Artificial intelligence is advancing more and more each day, and it seems that people are finding new uses for the technology just as often. The technology can be applied in just about any field, especially with the rise of neural networks and machine learning. From the business sector to technology and even medicine, researchers are finding new things for AI to do, most of which they can do better than humans. Case in point; Google-owned DeepMind’s state-of-the-art AI is being used in a partnership with Moorfields Eye Hospital, a renowned ophthalmic institute in London, that will entail using machine learning to detect and identify eye problems and diseases as early on as possible. The plan is to teach the AI how a normal digital eye scan, or OCT, should look, and have it search for any abnormalities.

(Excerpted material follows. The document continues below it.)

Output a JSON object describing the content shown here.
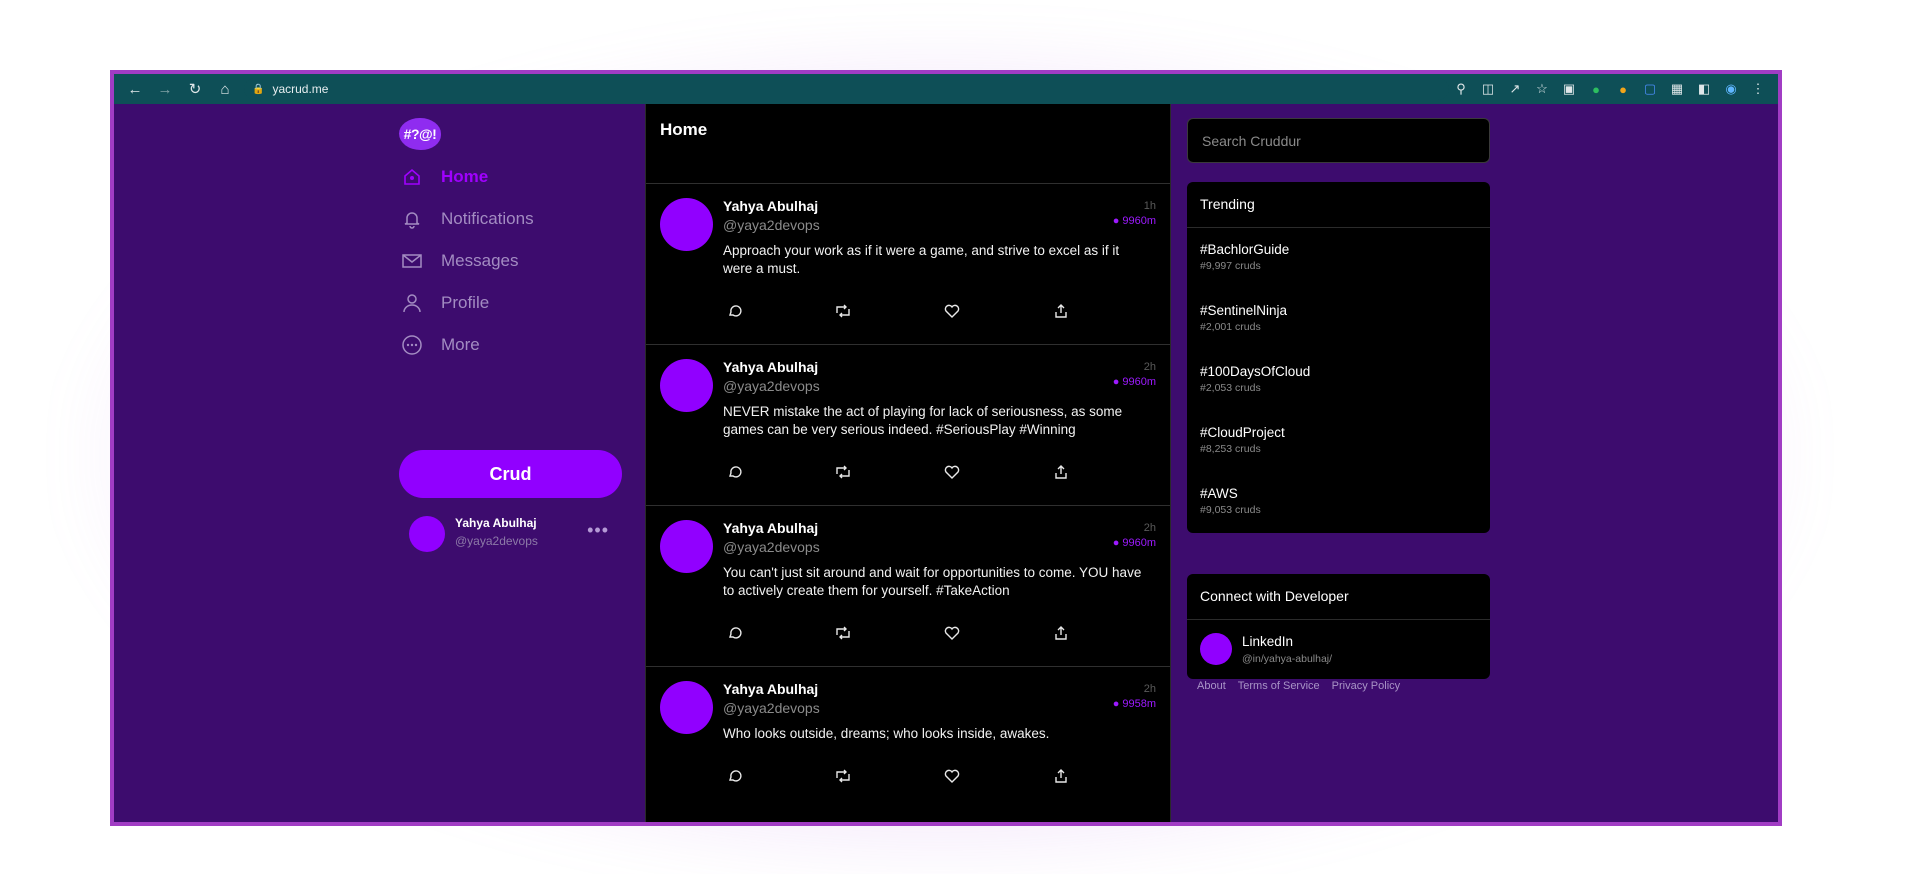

A traditional OCT scan, or Optical Coherence Tomography, shows the detailed geometry and other data for a given part of the eye. Although tools exist to analyze these scans for abnormalities, they’re often unable to comb every detail, or see issues in the scans, leaving the bulk of the task to human doctors. Naturally, given the scans’ complexity, a human going over one of these scans takes quite some time, which could be the difference in some cases between catching eye disease early enough to stem its development, or catching it in time to figure out how best to help a patient cope and adapt. Faster analysis could also enable more frequent scanning, allowing patients with ongoing or degenerative issues to be monitored more closely with more frequent testing.

On top of faster analysis, the project is meant to allow the AI to catch things that a human might miss when analyzing an OCT scan. Professor Sir Peng Tee Khaw with Moorfields Eye Hospital says that the research could very well “revolutionise the way professionals carry out eye tests”, citing the fact that vision loss is predicted to double in the population by 2050, making it vital to explore any and all avenues to improve current standards of care. Of the thousands of scans taken daily in Moorfields, DeepMind will be fed a set number and, when applicable, told what is wrong with the scan during the learning process, such as in the case of patients with known abnormalities. Once the AI learns to identify a wide range of common issues, the next step will be to begin letting it analyze scans.